Between 2007 and 2014 the council will have made savings of £80million. Emphasising that this has affected service provision already, Cllr James Alexander today voiced concerns that the next two years will see even greater impact on services, and to the most vulnerable people in the city. This warning came with a prediction that the spending review expected to be announced for 2013 will confirm further cuts, taking the council beyond efficiencies and different delivery models and into a reduction in the services it can deliver.
Cllr Alexander said: “Whilst we welcome the new homes bonus, this a very small percentage of the total spend for York, when for some districts it is over 30 per cent of their spending and therefore has greater impact. We are a low tax, low spend authority with council tax the 8th lowest of any unitary authority. We have a budget of £122million and minimal reserves at £6million – or 5per cent – of this; to provide for potential additional unforeseen expenditure, such as the costs of flooding.
“All of this means that restrictions upon council tax rises have a more severe impact for York. Inflation is over 3%, so a cap of 2% on council tax already represents a real cut to our spending power. Local choices are being restricted by a policy that simply assumes that freezing council tax is a good thing for residents. In reality, all it means is that residents will end up with a lower level of service for the same price. Creating small pots of funding or ‘new initiatives’, especially around growth, fails to consider the impact of the continual cuts being made.”

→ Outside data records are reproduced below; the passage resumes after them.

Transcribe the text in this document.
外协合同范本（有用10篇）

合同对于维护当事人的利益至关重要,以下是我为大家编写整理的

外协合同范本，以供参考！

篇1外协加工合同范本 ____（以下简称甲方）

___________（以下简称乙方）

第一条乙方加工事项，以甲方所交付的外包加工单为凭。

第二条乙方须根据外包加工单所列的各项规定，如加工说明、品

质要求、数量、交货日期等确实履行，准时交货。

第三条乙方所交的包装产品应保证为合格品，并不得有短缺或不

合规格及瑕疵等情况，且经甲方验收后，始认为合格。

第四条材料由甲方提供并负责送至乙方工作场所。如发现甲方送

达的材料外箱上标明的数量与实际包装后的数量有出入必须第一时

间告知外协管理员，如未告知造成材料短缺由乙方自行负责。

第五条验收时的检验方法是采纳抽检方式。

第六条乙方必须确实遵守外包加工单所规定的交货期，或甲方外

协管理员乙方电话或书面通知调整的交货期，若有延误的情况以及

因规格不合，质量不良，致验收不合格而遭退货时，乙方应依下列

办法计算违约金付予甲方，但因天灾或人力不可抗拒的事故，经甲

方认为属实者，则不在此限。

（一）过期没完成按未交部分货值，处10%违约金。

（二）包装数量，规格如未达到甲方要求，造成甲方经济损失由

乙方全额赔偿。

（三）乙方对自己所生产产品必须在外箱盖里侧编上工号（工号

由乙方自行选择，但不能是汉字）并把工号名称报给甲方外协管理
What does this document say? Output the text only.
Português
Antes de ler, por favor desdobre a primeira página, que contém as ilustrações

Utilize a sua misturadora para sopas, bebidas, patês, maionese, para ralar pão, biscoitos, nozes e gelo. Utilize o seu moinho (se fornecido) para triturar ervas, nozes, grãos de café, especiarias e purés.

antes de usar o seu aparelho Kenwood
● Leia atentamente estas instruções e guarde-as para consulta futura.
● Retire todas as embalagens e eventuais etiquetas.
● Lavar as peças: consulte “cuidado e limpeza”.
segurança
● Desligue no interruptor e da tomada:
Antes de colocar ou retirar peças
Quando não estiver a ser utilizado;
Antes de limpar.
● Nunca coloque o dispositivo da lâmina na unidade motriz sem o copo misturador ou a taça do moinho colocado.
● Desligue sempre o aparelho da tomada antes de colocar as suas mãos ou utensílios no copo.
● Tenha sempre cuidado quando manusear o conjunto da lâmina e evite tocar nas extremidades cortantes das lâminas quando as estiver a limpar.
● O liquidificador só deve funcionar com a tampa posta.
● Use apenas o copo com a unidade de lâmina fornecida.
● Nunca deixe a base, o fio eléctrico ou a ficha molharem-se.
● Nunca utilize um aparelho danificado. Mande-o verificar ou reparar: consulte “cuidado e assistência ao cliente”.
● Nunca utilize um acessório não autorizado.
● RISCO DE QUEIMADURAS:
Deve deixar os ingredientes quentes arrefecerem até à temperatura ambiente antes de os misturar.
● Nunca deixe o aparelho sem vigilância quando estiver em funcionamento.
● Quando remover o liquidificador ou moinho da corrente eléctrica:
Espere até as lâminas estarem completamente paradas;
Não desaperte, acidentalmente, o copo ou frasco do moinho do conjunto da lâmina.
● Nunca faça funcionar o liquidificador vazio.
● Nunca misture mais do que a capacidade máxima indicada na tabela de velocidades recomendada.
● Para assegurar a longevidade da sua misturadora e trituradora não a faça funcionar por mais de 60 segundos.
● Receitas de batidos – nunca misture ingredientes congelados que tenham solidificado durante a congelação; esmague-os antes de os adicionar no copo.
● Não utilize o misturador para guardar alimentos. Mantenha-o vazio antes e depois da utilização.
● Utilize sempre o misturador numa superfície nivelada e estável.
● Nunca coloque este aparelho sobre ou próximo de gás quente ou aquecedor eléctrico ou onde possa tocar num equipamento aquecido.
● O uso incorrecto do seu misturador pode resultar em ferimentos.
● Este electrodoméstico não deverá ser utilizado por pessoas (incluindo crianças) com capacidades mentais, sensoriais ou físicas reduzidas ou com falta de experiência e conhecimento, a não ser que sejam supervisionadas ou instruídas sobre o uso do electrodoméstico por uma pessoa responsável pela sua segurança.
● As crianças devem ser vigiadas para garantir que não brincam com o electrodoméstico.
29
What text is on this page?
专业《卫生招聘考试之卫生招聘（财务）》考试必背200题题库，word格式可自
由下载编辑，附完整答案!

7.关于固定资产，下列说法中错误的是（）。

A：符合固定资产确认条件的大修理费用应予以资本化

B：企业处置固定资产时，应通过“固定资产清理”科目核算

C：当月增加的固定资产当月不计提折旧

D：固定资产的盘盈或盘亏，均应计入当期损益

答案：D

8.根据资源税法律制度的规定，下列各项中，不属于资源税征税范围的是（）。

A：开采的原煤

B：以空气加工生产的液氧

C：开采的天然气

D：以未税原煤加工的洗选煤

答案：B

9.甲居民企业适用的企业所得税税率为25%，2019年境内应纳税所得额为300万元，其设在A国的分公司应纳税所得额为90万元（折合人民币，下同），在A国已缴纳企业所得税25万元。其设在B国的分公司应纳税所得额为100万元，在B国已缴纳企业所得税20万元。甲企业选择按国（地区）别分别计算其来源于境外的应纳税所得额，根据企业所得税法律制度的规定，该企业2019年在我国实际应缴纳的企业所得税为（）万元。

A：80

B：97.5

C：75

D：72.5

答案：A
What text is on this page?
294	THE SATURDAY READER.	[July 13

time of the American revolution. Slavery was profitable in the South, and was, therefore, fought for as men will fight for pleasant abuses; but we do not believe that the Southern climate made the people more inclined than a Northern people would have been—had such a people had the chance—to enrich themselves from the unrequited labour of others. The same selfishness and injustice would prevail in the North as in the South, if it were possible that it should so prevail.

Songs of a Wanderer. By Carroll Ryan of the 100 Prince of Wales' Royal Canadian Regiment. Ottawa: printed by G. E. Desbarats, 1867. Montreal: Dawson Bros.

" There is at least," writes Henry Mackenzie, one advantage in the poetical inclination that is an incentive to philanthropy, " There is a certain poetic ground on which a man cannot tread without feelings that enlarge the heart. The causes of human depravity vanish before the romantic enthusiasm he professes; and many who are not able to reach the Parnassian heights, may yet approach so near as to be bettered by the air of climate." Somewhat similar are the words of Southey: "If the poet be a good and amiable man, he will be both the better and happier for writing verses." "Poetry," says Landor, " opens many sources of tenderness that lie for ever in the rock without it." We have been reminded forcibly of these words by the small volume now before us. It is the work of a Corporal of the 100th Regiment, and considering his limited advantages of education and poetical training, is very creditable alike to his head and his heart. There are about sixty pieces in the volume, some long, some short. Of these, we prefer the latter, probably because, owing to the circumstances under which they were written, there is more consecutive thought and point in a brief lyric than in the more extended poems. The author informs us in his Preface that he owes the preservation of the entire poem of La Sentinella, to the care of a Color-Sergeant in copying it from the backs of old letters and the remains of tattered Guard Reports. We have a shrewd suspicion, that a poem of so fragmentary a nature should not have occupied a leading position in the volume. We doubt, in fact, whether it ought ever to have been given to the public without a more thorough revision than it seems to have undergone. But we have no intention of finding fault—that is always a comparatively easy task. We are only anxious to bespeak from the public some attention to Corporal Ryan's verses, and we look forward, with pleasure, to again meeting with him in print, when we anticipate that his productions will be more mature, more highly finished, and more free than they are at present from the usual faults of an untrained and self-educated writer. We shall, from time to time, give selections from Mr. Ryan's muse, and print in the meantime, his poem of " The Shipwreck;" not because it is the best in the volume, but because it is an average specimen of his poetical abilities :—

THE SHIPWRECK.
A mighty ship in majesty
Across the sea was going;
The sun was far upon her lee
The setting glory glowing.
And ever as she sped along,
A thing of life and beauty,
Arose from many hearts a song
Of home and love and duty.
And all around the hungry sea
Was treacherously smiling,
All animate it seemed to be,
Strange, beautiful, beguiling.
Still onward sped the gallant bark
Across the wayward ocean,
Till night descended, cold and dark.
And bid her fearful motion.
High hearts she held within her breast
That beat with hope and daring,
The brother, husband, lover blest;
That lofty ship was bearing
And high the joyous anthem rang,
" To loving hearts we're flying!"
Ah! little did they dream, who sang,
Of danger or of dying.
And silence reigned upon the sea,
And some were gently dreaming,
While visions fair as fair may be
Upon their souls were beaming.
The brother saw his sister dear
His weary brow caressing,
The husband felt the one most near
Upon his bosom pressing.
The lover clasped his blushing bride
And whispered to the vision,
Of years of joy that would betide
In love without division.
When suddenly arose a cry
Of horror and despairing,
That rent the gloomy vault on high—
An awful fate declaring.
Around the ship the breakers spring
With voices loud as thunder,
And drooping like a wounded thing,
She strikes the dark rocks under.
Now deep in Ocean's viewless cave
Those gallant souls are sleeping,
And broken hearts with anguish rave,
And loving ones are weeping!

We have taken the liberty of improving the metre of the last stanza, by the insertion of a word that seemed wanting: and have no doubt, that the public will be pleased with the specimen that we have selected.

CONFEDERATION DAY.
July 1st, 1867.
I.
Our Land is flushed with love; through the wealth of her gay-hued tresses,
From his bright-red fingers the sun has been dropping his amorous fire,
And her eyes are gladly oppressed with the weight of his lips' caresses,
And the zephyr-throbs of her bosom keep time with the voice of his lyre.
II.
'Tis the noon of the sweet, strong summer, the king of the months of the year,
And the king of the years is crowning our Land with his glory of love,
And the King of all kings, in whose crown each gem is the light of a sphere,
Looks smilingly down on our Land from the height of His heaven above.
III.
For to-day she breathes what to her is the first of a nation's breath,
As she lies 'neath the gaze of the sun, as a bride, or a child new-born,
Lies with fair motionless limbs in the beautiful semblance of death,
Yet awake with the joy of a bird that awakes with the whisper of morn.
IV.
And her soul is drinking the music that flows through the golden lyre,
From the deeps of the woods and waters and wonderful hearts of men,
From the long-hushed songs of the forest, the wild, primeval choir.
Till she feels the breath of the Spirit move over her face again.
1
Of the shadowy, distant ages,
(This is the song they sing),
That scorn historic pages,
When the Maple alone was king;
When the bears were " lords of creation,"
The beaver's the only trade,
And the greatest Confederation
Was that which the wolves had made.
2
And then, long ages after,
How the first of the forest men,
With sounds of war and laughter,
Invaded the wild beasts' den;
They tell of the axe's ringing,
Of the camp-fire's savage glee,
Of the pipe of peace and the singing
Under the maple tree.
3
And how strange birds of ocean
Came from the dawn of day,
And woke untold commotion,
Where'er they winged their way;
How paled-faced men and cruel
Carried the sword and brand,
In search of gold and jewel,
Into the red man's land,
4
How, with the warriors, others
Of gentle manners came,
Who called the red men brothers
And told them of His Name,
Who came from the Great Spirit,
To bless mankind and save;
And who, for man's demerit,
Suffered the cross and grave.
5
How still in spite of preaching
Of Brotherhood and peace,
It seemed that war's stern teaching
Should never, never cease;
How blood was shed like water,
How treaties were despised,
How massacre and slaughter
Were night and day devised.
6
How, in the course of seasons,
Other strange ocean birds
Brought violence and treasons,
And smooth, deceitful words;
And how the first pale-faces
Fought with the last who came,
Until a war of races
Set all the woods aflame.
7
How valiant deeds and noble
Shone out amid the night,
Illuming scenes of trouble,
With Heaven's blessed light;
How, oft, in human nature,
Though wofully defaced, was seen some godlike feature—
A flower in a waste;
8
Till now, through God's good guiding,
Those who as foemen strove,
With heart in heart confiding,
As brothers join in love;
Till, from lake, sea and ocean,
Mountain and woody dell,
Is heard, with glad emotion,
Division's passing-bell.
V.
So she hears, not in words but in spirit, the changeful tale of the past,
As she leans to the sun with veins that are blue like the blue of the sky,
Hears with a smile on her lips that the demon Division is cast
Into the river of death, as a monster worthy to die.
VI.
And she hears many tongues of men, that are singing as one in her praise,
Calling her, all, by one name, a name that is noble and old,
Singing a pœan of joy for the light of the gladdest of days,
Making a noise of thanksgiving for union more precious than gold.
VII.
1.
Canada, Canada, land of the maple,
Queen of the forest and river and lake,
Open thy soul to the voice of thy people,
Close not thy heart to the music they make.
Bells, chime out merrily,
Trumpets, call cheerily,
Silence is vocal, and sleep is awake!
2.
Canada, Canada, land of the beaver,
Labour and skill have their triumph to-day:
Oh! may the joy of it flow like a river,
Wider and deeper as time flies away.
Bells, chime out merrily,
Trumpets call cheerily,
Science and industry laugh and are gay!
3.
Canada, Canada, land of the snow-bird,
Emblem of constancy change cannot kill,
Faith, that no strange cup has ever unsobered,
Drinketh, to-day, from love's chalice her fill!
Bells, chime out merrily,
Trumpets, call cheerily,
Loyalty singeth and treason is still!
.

“In order to stimulate economic growth we established a one off £30million Economic Infrastructure Fund (EIF), which is being used to overcome infrastructure issues such as transport and high speed broadband, promote high growth sectors of the York economy, and develop the skills base in the city. I’m pleased that Mr Boles welcomed our work to foster economic growth in the city, and that the EIF as a key driver to this. However, we have stressed that this work is being hampered by schemes such as business rate localisation, which leaves York with just 24.5pence in every pound of local growth, and the cost of new and backdated appeals now having to be met by the council, when it should be borne by Government.
In addition to concerns over cuts to existing services, the council raised the lack of financial information for the transfer of Public Health as an immediate and urgent issue. York and North Yorkshire PCT are currently operating with a significant deficit, which the council has stressed will put new CCGs in a difficult place in their first year of operation and add further pressures to council budgets for social care.
The council also sought to gain confirmation today on the examination process for Local Plan applications, in order to ensure best value for the investment made in its development. Council representatives discussed York’s bid for support from Government, in the form of critical infrastructure investment, which could kick-start large development sites across the city. Several months ago the council sought support for a number of sites including; Germany Beck, York Central, and the Nestle and Rowntree sites and expects a decision by Government in March.
Cllr Alexander and Cllr Dave Merrett, Cabinet member for Transport, Planning and Sustainability also met with Hiscox in London; to discuss their move to York with the opening of a new UK office in the city, which will bring 300 jobs to York.